Let's s be honest, the coronation wasn’t everyone’s cup of tea. But on one matter there was consensus: Penny Mordaunt was simply magnificent. Praise came from the left of politics as well as the right, from the young and the old, from fashionistas and arbiters of good taste everywhere. Even before the newly crowned king and queen had reboarded their carriage, acclaim for the lord president of the privy council was frenzied, feeding off itself. Odds on her becoming the next leader of the Conservatives were slashed; learned articles were penned marking this as the moment we knew she was destined for greatness.
Now, if you search her name on Google, the first offering is “Penny Mordaunt sword”. Appropriately enough, given there’s a blade involved, there has been proper cut-through. She has carved a swathe through the whole wide world. Even my Croatian teacher, speaking from Zagreb, asked me about it. She says it’s a sociološki phenomenon. She is right. Theses beg to be written.
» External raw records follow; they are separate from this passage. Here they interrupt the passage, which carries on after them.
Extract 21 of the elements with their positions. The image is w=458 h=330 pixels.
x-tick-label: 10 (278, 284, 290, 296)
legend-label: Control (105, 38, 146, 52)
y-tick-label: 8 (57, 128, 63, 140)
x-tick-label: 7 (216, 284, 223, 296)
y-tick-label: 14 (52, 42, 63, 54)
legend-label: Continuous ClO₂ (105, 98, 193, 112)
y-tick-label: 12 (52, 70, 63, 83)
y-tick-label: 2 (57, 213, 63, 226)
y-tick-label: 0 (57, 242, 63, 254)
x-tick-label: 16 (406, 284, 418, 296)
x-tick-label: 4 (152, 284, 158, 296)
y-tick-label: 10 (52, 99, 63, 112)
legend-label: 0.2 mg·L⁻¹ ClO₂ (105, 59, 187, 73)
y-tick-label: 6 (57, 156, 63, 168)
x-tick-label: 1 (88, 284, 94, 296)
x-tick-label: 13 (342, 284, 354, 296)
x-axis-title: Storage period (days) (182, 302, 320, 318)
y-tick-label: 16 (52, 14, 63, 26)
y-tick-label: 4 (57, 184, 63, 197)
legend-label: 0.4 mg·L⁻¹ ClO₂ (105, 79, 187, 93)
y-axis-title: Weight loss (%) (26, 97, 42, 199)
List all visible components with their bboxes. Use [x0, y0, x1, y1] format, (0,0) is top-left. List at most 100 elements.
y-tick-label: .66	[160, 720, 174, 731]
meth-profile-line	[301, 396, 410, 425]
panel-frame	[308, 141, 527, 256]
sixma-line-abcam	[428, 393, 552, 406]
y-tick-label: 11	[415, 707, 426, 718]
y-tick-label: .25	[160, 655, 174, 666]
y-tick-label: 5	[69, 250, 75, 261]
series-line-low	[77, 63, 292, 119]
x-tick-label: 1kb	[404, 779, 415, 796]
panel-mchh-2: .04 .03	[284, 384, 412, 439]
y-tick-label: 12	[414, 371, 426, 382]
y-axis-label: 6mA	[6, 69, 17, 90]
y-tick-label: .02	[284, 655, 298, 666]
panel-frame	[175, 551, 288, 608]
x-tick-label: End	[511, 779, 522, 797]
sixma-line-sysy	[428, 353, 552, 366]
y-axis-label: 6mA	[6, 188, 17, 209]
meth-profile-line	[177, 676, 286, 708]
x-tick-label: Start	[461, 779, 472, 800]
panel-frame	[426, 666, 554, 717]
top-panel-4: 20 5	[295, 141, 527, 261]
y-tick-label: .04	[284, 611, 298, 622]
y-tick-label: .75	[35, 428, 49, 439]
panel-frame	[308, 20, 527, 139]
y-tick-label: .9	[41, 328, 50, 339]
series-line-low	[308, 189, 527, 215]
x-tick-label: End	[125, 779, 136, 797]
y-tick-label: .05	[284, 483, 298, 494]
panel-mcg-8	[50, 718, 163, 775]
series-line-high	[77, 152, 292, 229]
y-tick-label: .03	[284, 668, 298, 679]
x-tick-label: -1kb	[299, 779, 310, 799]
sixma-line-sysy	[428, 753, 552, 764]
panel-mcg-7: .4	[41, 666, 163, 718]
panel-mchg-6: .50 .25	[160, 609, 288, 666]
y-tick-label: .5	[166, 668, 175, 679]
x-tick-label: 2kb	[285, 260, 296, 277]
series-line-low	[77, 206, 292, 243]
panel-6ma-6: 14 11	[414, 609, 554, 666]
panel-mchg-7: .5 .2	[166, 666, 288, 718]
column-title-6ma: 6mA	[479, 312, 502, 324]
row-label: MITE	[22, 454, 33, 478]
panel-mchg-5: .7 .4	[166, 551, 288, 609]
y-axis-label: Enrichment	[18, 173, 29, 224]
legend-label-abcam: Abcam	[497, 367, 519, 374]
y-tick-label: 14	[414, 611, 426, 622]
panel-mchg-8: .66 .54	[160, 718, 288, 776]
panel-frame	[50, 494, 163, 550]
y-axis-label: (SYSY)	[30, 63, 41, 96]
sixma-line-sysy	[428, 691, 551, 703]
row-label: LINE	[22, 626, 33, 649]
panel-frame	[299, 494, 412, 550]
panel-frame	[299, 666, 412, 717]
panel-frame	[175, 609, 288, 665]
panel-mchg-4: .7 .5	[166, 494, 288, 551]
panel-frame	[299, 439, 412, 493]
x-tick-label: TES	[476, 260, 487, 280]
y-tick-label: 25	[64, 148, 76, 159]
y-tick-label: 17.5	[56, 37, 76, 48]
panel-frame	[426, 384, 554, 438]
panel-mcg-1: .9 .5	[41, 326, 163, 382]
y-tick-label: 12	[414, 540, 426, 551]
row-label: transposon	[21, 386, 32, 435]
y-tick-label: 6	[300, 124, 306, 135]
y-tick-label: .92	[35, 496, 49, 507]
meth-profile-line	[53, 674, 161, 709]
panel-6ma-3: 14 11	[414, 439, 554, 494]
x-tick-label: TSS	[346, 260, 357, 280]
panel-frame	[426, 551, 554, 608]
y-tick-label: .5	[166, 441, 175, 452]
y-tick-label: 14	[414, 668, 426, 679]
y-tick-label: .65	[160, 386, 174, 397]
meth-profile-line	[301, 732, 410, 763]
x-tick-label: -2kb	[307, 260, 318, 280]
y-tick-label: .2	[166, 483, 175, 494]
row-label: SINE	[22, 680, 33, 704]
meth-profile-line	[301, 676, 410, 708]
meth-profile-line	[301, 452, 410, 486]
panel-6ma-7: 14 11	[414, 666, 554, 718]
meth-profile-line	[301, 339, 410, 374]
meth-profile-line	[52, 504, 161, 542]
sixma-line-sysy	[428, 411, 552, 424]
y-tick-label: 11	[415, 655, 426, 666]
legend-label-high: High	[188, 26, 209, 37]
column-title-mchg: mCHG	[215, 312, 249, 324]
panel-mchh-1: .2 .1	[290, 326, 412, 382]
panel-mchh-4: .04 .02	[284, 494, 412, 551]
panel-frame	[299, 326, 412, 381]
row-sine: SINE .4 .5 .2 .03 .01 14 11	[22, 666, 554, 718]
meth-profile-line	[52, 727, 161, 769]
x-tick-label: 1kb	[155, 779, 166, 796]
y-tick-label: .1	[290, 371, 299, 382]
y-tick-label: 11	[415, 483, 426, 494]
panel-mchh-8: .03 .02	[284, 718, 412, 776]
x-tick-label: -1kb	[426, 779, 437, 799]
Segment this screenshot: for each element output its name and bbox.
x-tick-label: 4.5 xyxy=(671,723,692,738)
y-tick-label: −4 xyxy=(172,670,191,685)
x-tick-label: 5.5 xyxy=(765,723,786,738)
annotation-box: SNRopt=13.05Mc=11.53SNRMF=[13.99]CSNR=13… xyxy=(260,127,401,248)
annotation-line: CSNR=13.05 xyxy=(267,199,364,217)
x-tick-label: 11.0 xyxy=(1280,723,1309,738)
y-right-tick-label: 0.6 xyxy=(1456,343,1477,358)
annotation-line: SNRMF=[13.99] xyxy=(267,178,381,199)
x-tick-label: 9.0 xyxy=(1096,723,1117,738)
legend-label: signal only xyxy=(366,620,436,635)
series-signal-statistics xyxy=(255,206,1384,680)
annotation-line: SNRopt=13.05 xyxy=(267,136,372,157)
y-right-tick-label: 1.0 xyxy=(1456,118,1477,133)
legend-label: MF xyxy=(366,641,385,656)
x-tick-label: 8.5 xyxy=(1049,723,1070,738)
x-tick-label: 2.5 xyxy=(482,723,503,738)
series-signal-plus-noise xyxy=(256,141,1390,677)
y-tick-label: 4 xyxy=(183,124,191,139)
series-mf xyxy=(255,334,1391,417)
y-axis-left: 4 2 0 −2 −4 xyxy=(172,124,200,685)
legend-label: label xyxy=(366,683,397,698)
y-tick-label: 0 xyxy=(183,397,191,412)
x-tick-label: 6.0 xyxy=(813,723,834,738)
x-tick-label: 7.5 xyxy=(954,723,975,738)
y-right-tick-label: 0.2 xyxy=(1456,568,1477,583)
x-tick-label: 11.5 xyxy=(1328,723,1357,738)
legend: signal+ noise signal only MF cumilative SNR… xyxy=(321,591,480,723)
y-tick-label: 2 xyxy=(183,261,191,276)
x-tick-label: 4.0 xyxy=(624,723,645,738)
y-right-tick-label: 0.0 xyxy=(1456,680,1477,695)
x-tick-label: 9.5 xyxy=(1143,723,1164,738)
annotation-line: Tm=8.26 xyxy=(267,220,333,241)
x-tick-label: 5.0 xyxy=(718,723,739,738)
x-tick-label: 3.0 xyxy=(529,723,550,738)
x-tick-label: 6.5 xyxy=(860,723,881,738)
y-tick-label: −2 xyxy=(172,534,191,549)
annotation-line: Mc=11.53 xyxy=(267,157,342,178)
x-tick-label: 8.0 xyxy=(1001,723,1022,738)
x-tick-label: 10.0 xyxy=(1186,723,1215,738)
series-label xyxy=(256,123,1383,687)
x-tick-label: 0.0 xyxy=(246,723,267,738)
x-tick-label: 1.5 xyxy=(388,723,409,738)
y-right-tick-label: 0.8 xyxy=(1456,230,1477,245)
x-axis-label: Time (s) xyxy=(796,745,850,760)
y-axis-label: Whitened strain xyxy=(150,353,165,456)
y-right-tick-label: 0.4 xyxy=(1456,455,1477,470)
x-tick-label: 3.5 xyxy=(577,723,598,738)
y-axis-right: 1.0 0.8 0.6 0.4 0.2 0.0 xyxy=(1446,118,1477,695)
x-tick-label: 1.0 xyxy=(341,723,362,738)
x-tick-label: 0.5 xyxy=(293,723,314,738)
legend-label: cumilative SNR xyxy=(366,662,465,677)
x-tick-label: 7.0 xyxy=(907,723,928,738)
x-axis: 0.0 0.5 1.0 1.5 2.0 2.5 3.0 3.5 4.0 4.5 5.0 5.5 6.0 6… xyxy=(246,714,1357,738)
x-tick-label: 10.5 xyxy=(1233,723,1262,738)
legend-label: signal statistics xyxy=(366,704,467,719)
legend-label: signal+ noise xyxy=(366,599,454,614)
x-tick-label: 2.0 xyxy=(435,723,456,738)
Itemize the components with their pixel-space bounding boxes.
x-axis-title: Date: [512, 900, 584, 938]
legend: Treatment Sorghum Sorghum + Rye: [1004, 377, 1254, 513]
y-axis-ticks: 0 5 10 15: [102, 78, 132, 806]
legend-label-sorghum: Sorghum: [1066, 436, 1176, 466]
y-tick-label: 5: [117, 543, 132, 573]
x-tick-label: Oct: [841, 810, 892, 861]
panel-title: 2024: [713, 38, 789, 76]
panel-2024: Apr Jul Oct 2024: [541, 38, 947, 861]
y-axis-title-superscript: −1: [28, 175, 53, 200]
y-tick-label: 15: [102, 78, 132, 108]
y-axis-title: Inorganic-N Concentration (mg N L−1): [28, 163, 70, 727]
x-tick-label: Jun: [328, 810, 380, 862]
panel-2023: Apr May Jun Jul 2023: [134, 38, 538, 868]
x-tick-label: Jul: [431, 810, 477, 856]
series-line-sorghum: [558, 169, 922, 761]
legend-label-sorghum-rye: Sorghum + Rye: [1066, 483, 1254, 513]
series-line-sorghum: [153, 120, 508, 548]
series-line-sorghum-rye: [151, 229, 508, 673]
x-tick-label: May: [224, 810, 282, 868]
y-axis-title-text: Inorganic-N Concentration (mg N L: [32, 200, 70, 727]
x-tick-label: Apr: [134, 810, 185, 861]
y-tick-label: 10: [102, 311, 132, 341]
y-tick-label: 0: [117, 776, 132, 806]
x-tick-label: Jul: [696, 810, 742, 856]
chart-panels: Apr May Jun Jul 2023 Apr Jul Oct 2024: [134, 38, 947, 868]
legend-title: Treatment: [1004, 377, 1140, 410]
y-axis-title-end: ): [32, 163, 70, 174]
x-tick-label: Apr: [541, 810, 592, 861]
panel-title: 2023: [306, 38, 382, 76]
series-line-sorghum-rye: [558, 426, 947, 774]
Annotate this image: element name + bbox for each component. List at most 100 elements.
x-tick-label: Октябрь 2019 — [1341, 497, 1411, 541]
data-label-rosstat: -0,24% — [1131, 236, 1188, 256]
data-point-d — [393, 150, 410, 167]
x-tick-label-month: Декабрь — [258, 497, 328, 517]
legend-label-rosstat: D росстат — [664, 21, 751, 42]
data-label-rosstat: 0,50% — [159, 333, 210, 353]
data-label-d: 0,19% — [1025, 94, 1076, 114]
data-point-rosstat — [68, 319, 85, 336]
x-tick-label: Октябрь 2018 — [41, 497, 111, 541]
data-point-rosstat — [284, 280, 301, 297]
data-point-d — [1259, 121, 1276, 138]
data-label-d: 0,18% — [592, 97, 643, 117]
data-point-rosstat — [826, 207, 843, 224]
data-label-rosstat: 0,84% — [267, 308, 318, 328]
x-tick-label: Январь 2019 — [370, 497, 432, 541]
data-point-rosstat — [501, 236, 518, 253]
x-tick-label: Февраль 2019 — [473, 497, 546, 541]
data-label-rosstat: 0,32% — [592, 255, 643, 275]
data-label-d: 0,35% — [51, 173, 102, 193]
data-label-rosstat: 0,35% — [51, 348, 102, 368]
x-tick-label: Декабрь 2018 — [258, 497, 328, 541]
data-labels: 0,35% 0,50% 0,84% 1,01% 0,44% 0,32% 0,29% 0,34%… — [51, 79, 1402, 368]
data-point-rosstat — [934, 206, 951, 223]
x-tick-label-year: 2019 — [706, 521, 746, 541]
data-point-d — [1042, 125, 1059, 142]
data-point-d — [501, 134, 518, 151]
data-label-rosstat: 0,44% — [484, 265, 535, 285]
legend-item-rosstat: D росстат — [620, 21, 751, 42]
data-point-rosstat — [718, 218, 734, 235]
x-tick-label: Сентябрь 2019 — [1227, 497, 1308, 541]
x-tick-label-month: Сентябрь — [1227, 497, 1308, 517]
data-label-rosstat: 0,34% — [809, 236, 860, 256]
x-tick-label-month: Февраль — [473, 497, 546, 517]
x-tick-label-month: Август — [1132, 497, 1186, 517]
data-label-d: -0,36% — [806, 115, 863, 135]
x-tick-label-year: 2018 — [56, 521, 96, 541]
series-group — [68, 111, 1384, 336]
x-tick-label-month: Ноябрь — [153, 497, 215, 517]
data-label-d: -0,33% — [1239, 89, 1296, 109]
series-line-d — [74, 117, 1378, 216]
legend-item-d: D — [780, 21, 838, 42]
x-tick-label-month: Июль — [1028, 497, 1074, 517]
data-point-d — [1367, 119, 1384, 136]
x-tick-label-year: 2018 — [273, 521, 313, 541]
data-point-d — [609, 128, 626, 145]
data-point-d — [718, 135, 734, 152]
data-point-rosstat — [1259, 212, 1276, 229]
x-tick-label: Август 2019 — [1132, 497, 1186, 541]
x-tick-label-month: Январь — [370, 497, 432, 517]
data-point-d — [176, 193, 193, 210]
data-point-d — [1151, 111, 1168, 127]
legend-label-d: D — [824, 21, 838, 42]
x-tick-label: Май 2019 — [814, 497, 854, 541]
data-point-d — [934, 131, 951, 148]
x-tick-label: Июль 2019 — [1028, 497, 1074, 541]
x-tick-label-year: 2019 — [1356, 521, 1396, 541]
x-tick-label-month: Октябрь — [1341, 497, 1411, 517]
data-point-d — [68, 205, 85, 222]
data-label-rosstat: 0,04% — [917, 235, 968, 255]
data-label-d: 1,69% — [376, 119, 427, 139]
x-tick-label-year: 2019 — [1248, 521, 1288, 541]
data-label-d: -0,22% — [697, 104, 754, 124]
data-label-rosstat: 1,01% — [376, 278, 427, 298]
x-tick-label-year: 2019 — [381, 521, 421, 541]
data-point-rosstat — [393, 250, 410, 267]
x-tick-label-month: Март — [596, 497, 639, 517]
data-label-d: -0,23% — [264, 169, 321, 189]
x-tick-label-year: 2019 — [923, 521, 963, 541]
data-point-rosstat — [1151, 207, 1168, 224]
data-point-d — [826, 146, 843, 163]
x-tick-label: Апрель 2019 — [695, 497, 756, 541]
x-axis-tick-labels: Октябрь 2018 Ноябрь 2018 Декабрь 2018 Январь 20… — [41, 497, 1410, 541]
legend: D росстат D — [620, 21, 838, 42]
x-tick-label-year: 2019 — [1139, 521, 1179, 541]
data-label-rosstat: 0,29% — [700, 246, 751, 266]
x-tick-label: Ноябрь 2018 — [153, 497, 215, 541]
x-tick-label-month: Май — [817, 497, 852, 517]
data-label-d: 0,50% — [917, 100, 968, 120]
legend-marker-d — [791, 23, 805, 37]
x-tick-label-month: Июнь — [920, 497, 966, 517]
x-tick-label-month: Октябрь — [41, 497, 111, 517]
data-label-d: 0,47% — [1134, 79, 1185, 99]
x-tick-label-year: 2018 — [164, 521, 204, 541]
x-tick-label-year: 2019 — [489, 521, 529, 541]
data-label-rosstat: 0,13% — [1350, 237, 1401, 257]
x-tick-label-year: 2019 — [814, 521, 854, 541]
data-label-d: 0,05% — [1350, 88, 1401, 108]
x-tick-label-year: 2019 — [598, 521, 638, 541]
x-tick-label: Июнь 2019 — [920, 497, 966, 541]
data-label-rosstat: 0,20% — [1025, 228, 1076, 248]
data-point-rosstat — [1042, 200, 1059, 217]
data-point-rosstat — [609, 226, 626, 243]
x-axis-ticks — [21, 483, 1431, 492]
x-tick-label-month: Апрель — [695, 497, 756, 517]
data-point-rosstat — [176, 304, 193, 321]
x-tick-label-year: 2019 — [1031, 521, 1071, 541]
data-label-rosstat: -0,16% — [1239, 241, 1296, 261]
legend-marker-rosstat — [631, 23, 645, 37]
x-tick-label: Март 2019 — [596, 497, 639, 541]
It is to take nothing away from Ms Mordaunt – the opposite, in fact – when I ask, what is this madness? Is this what marks you out as a leader now? If so, let’s be clear: the bar is low. Choose a nice outfit and hold a sword steady for nearly an hour: is that what it takes these days to capture the imagination, to win respect? When the next Tory leader is chosen, let’s dispense with the voting and just line up the contenders at the hustings, give them all a sword to hold, and see whose weapon is last to wobble.
Never mind her naval service or her work on parliamentary committees – all anyone’s going to remember is her sword-holding. Honestly, I’ve not been so cynical about politics since 1978, when my mum told me the only socialist she’d have anything to do with was David Owen, the handsome devil.